Ayant appris que la société PARIS AFFAIRES commercialisait un coffret contenant une tasse et une sous-tasse contrefaisant, selon, elle son modèle, la société VILLEROY & BOCH a fait procéder à une saisie-contrefaçon, qui a révélé que les produits avaient été acquis auprès de la société FRANCE AFFAIRES.
La société VILLEROY & BOCH AG et sa filiale française, la société par actions simplifiée VILLEROY & BOCH ARTS DE LA TABLES ont assigné les sociétés PARIS AFFAIRES et FRANCE AFFAIRES.

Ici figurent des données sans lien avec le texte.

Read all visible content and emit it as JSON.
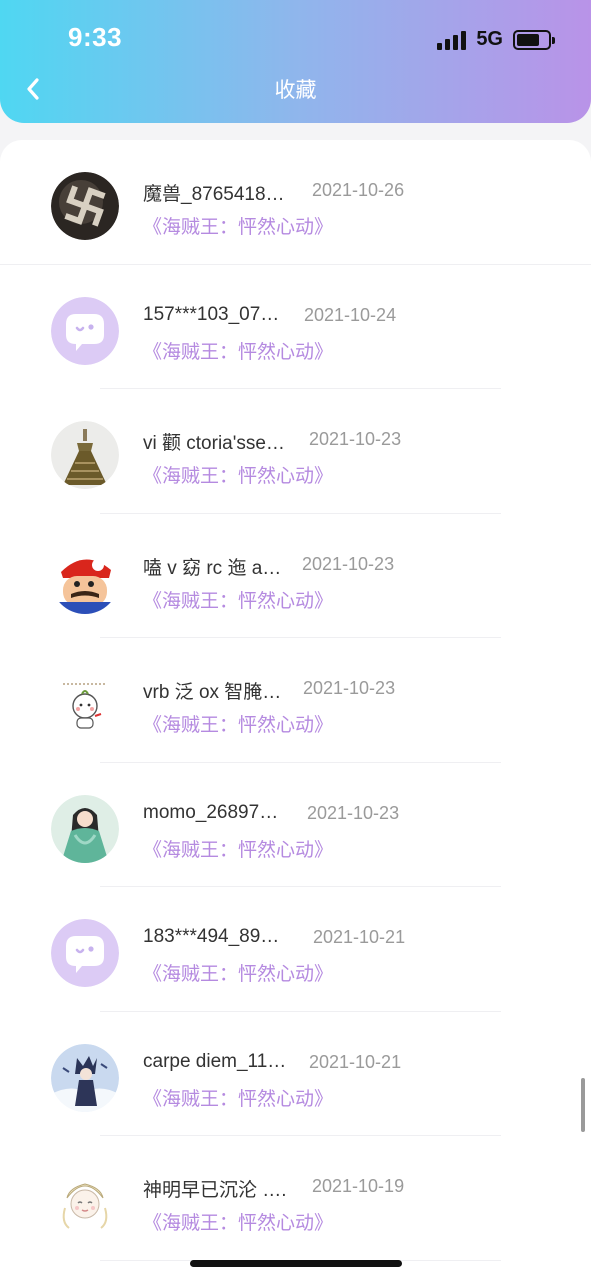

C'est ainsi qu'est né le présent litige.
Les sociétés PARIS AFFAIRES et FRANCE AFFAIRES, appelantes, prient la cour, dans leurs dernières conclusions signifiées le 3 avril 2007, de :
- déclarer les sociétés FRANCE AFFAIRES et PARIS AFFAIRES recevables et bien fondées, tant en droit qu'en fait, en l'intégralité de leurs demandes,- déclarer les sociétés VILLEROY ET BOCH et VILLEROY & BOCH ARTS DE LA TABLE irrecevables et mal-fondées, tant en droit qu'en fait, en l'intégralité de leurs demandes,
En conséquence,
- confirmer le jugement entrepris en ce qu'il a :
* rejeté les demandes formulées par les sociétés VILLEROY & BOCH et VILLEROY & BOCH ARTS DE LA TABLE du chef d'actes de concurrence déloyale et de parasitisme,
* refusé de faire droit à la demande des sociétés VILLEROY & BOCH et VILLEROY & BOCH ARTS DE LA TABLE aux fins de production d'un état certifié de la part des sociétés FRANCE AFFAIRES et PARIS AFFAIRES portant sur les quantités de produits litigieux en leur possession, achetées et vendues par leur soin, encore en stock, sous astreinte,
- infirmer le jugement entrepris en ce qu'il a :
* jugé les sociétés FRANCE AFFAIRES et PARIS AFFAIRES coupables d'actes de contrefaçon et d'atteinte aux droits de la société VILLEROY et BOCH,
* interdit aux sociétés FRANCE AFFAIRES et PARIS AFFAIRES, sous astreinte de 150 euros par infraction constatée, de diffuser tout document, prospectus, catalogue, de présenter ou exposer, offrir à la vente et commercialiser les produits litigieux,
* condamner les sociétés FRANCE AFFAIRES et PARIS AFFAIRES in solidum à payer à la société VILLEROY et BOCH 60 000 euros de dommages et intérêts en réparation de l'atteinte à ses droits et 40 000 euros de dommages et intérêts en réparation de sa perte de marge,
* ordonné le retrait du marché des stocks de produits litigieux, sous astreinte de 1 500 euros par jour de retard,
* ordonné la publication du dispositif du jugement dans trois journaux au choix de la société VILLEROY et BOCH, aux frais solidaires des sociétés FRANCE AFFAIRES et PARIS AFFAIRES, dans la limite de 5 000 euros hors taxes par insertion,
* ordonné l'exécution provisoire, à l'exclusion des mesures de destruction et publication,
* condamné solidairement les sociétés FRANCE AFFAIRES et PARIS AFFAIRES à 7 500 euros chacune au titre de l'article
700 du nouveau Code de procédure civile, outre les entiers dépens,
Et, statuant à nouveau,
- débouter purement et simplement les sociétés VILLEROY & BOCH et VILLEROY & BOCH ARTS DE LA TABLE de leurs demandes,- faire droit à l'intégralité des demandes des sociétés FRANCE AFFAIRES et PARIS AFFAIRES, - condamner les sociétés VILLEROY & BOCH et VILLEROY & BOCH ARTS DE LA TABLE à verser la somme de 10 000 euros à la société FRANCE AFFAIRES et 10 000 euros à la société PARIS AFFAIRES, en application des articles
1382 du Code civil et
32-1 du nouveau Code de procédure civile,
- les condamner à verser la somme de 5 000 euros à la société FRANCE AFFAIRES et 5 000 euros à la société PARIS AFFAIRES, au titre de l'article
700 du nouveau Code de procédure civile,
- les condamner en tous les dépens de première instance et d'appel.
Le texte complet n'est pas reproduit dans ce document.